Sawmill stories

by Andru McCracken


Leonard Frazer /ANDRU MCCRACKEN

You may have heard an old timer wax poetic about the hundreds of small mills that dotted the countryside between the provincial border and Prince George, mills creating poles, posts, railroad ties, lumber and more. All that and much more was milled right here by any number of small outfits. We’re surrounded by our history; old mill sites are everywhere. Cyclists careening over Swift Creek on the Lebans bridge (built by Art Carson and Andreas Thoni in 2014) are actually racing over an old mill site. Those that take the time to look will see artifacts attached to the bridge in honour of former times of glory.

If you weren’t happy with your job, the story is often told, you could walk out the door and down to the next mill and get another one.

It’s an era long gone and quickly fading from memory, but author, photographer and historian Leonard Lea Frazer is hoping to record it before it’s too late.

Frazer was in Valemount last week looking for leads, photos and great tales from those days of yore.

Frazer has published thousands of pages on local history and was a key organizer for the local history book called “The Yellowhead Pass and its People.”

Now he’s planning a new book called “The Forgotten Sawmills of the Robson Valley.”

“It’s about the rise and the decline of the sawmill industry,” said Frazer, in an interview at the Goat office last week. “I came in the 70s. When I arrived in Valemount here, there were 13 sawmills.”

Seventeen years later there were only three sawmills left, he said.

Frazer has his own account of finding work at that time. By all accounts it was not a punishing endeavour.

That morning he looked himself in the mirror and vowed to find work. He carefully made a list of five places where he would enquire. He steeled himself for rejection and walked into town.

On his way, Arni Nordli saw him walking and pulled over.

“Can you run a chainsaw?” asked Nordli.

Frazer said he could, and Nordli outfitted him with a brand new, albeit smallish chainsaw and spent the next months clearing the line of site on a right of way for a track doubling project for the railway.

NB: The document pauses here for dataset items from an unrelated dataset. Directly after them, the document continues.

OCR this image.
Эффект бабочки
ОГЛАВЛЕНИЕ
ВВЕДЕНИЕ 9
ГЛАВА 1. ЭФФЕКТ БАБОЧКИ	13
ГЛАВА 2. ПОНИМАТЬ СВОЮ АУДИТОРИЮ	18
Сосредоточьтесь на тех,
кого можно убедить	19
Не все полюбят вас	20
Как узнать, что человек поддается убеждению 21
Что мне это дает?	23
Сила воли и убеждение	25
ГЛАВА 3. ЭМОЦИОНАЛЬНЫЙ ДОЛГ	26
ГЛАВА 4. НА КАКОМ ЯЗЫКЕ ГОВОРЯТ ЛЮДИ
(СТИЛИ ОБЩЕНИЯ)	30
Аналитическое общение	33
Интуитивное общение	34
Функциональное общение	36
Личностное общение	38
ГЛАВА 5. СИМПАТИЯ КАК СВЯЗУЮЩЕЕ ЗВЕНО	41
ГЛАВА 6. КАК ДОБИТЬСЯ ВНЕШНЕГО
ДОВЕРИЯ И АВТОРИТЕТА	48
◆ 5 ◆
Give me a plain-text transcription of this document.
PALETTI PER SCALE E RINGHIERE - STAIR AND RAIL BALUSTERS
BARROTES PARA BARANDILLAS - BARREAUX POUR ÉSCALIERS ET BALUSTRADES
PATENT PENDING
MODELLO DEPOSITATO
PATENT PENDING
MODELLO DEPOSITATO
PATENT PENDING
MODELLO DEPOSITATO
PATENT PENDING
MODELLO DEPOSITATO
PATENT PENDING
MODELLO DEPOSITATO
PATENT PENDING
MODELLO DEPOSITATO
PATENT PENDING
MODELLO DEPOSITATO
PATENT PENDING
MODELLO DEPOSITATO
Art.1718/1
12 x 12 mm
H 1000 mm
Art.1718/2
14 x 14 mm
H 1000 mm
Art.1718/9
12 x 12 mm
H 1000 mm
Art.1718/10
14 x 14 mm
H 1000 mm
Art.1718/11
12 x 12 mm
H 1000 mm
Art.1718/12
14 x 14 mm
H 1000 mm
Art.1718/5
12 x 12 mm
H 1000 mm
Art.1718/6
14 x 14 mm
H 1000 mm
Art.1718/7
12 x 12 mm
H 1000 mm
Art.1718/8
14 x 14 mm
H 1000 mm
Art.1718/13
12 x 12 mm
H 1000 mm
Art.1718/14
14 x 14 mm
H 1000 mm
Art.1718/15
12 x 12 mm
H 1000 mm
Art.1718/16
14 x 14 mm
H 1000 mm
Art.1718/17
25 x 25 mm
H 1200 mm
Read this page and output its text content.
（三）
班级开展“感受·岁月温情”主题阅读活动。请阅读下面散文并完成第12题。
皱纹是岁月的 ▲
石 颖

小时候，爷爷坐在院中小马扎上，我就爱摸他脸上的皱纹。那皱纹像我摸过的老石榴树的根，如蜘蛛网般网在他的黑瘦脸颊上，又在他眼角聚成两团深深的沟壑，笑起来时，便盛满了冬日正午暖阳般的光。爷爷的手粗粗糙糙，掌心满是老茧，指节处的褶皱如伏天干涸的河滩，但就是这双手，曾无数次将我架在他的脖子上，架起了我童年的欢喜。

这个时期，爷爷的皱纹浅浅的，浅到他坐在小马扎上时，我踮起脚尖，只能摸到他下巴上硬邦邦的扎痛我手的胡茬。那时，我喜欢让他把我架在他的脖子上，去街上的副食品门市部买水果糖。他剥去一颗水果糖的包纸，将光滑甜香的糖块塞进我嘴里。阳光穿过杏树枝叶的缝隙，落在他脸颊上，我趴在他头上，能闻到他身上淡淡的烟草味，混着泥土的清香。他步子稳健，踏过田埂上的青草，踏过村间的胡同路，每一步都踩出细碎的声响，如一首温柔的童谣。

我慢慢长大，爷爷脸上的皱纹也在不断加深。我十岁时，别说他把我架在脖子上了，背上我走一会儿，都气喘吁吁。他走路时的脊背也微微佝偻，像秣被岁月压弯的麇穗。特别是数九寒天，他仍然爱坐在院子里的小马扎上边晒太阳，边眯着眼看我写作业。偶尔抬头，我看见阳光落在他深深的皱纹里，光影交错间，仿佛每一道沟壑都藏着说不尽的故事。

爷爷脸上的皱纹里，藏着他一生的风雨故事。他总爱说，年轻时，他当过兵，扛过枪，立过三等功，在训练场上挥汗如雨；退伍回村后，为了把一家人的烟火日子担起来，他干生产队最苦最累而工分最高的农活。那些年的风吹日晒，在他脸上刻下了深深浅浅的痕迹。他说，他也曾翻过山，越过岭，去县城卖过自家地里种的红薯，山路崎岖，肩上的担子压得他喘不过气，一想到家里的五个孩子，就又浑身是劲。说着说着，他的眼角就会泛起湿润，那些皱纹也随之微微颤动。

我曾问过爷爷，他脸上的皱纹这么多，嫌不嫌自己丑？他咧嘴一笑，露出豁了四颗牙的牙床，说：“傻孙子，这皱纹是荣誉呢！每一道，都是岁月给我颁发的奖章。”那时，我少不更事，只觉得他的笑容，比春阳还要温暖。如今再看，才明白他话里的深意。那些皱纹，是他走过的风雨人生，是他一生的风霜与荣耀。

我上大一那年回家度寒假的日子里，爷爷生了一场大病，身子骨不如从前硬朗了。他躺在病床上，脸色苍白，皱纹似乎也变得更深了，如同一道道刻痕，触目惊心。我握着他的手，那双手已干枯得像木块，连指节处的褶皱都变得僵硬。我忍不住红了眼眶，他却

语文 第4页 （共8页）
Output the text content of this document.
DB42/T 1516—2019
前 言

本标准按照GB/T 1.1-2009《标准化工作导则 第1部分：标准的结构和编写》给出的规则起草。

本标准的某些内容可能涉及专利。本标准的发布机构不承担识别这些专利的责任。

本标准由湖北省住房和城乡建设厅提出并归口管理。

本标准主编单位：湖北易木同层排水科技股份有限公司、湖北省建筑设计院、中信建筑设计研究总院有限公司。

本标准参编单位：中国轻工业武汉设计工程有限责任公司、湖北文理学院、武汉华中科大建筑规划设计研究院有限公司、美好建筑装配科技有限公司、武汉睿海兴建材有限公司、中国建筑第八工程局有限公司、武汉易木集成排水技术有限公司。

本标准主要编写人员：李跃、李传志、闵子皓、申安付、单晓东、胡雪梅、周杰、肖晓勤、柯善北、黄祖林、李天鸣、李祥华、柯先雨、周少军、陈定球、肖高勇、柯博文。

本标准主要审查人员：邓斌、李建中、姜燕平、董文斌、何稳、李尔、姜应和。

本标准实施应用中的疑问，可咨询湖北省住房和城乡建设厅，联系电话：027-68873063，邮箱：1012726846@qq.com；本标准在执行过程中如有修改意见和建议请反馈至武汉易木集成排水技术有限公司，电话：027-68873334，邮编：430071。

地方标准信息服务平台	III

As a historian, Frazer has a special perspective since he was part of the action. He said things have changed dramatically. In the 1970s he said the community was much closer knit and was largely opposed to tourism or anything that constituted an outside influence.

“The talk of tourism was a threat to most local people,” said Frazer. “Tourism was seen as an outside influence.”

Strangers weren’t welcomed.

He said that for about the first two years he was here, people would examine him carefully.

“People would slow down and have a look when they passed me on the street,” he said.

Frazer said the reason for the sudden push on the book, a project he’s been working on for decades, is because he’s got the time.

“It’s been 15 days since I retired,” he said.

Frazer has a lot to work with. He has gone through local newspapers throughout time, collated the references to mills from the local history book. Now he wants to put that into chronological order, and tease out any stories that may have come up to the surface.

“I want to make it a readable engaging history, so individuals can see where they fit in,” he said.